Hacía tiempo que no caminaba, o, mejor dicho, trotaba por el monte, cual corcel, libre, salvaje y desbocado.
Entre una cosa y otra, entre dimes y diretes, ha sido un verano un poco diferente a los vividos en los últimos años, con más dolores físicos y, sobre todo, del alma, de los que me hubiera deseado padecer.
Eso, unido a los últimos atascos que mi pierna derecha me empieza a tener acostumbrado, fallando cuando mi depósito de dopamina se agota hasta casi llegar a la reserva, ha hecho que me vuelva más perezoso de lo que me hubiera gustado.

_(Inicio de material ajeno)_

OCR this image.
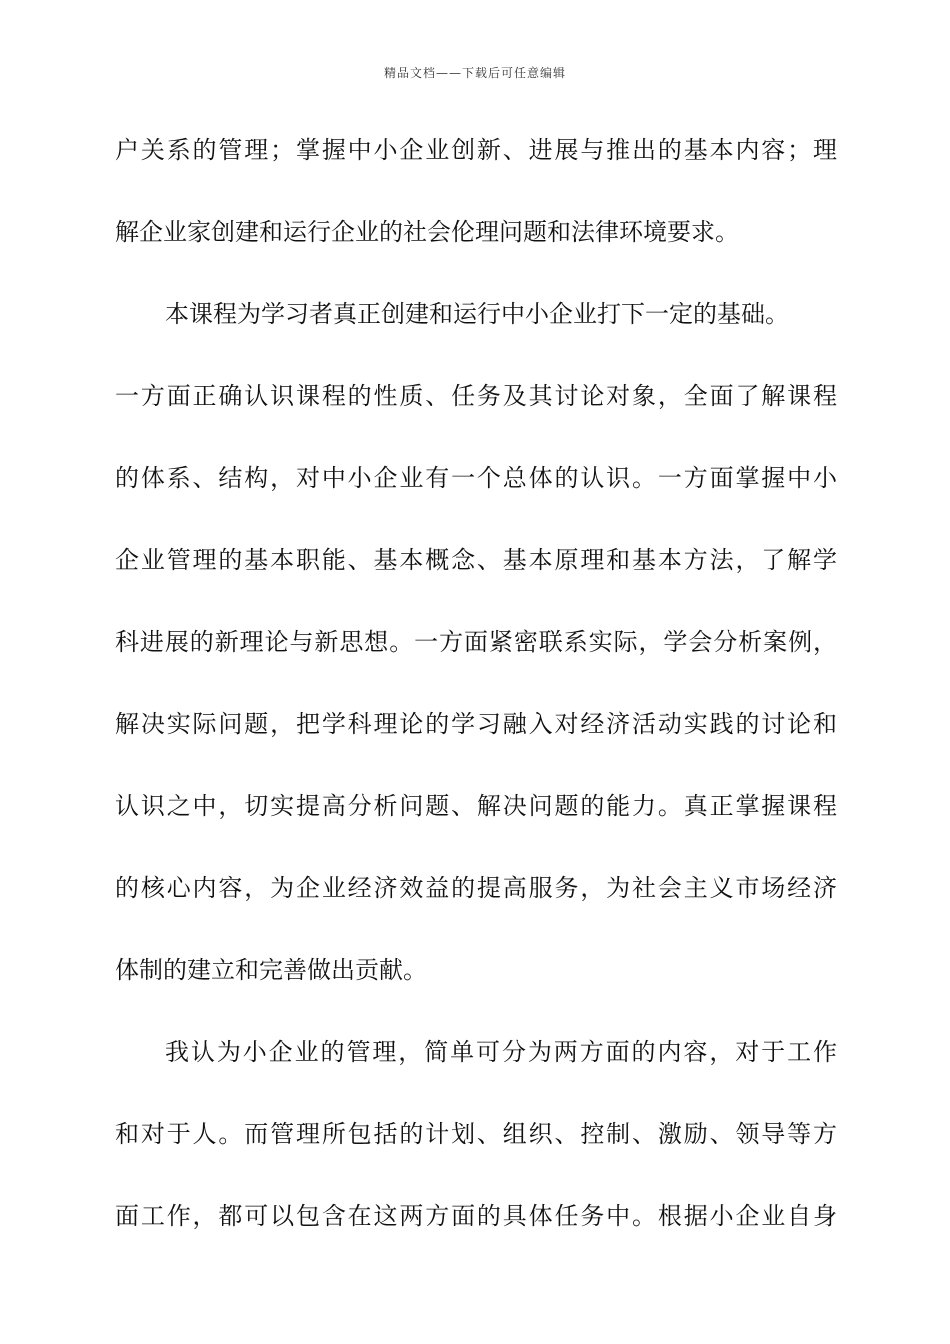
精品文档——下载后可任意编辑
户关系的管理；掌握中小企业创新、进展与推出的基本内容；理
解企业家创建和运行企业的社会伦理问题和法律环境要求。
本课程为学习者真正创建和运行中小企业打下一定的基础。
一方面正确认识课程的性质、任务及其讨论对象，全面了解课程
的体系、结构，对中小企业有一个总体的认识。一方面掌握中小
企业管理的基本职能、基本概念、基本原理和基本方法，了解学
科进展的新理论与新思想。一方面紧密联系实际，学会分析案例，
解决实际问题，把学科理论的学习融入对经济活动实践的讨论和
认识之中，切实提高分析问题、解决问题的能力。真正掌握课程
的核心内容，为企业经济效益的提高服务，为社会主义市场经济
体制的建立和完善做出贡献。
我认为小企业的管理，简单可分为两方面的内容，对于工作
和对于人。而管理所包括的计划、组织、控制、激励、领导等方
面工作，都可以包含在这两方面的具体任务中。根据小企业自身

Con todo, andar me cuesta horrores, así que cuando ha surgido la oportunidad de acercame de nuevo al monte, lo primero que ha pasado por mi mente es esa señal enorme de stop que todos nos ponemos delante, a modo de defensa, al enfrentarnos a un nuevo reto, y que nos hace pensar: ¡Uffff, que difícil lo tengo!

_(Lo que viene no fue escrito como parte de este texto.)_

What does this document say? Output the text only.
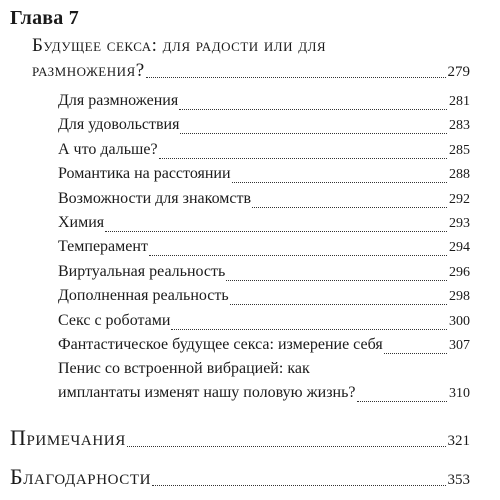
Глава 7
Будущее секса: для радости или для
размножения?	279
Для размножения	281
Для удовольствия	283
А что дальше?	285
Романтика на расстоянии	288
Возможности для знакомств	292
Химия	293
Темперамент	294
Виртуальная реальность	296
Дополненная реальность	298
Секс с роботами	300
Фантастическое будущее секса: измерение себя	307
Пенис со встроенной вибрацией: как
имплантаты изменят нашу половую жизнь?	310
Примечания	321
Благодарности	353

Pero después, cómo casi siempre hago, he recapacitado.
He intentado buscar en mí esa fuerza interior que me hace seguir, sí o sí.
De arrear para adelante, de impulsarme con fuerza hasta dar un enorme salto.
De ver en la oscuridad ese primer rayito de luz de Sol, cálido y reconfortante, que todos esperamos que nos bañe la cara al llegar el amanecer, después de una noche larga y eterna, en medio de la tempestad.
Esta vez lo he encontrado en una mirada, y también en unas palabras de una de mis compañeras parkinsonianas, Mª Jesús, reclutada, no hace mucho, en el grupo de apoyo psicológico de la asociación ANAPAR, del que algunas veces he hablado, y del que tuvimos su inicio de nuevo curso este pasado miércoles, hace apenas unos días.
En su mirada, porque, sin ella saberlo, dejó escapar de su interior un torrente de ilusión, tan anhelado y deseado hace tanto tiempo por ella, surgido espontáneamente al contarnos lo que había sentido al acercarse por primera vez a una clase de yoga, y en el que yo, inevitablemente, me ví reflejado, recordándome la paz que sentí en su día, hace ya ni sé cuantos años.
Y también en sus palabras, al salir de clase, cuando, hablando de manera ya más relajada y en “petit comité”, se dirigió hacía mí, con su tímido hilillo de voz, diciéndome que yo le servía como ejemplo y le daba fuerzas.
Si, he vuelto a caminar por el monte.
Y sí, he dado un paso, y después otro, y otro, y otro, y otro más, hasta que eran tantos, que he dejado de contarlos.
Y he podido disfrutar como siempre, subiendo como a mí me gusta, a buen ritmo.
Sin pensar en los pasos que quedan en mis pies y que me quedan por dar.
Desentumeciéndome, sacándome de un plumazo la herrumbre del óxido de mis articulaciones.
Oxigenando mi mente, llenando de aire puro mis pulmones y regalándome los oidos con el ruidoso silencio de la Naturaleza.
Han pasado unas cuantas horas de mi visita al monte.
Y ahora, mientras escribo y revivo cada uno de los segundos de mi paseo, parki me castiga con su látigo, agitando mi lado derecho y haciendo que no pare de temblar, dificultándome el poder expresar mis emociones en palabras.
Pero, francamente, ahora mismo, me importa un pimiento.
Porque hoy he vuelto a trotar por el monte.
Y porque hoy me ha iluminado ese rayito, lleno de luz, y sobre todo, de esperanza.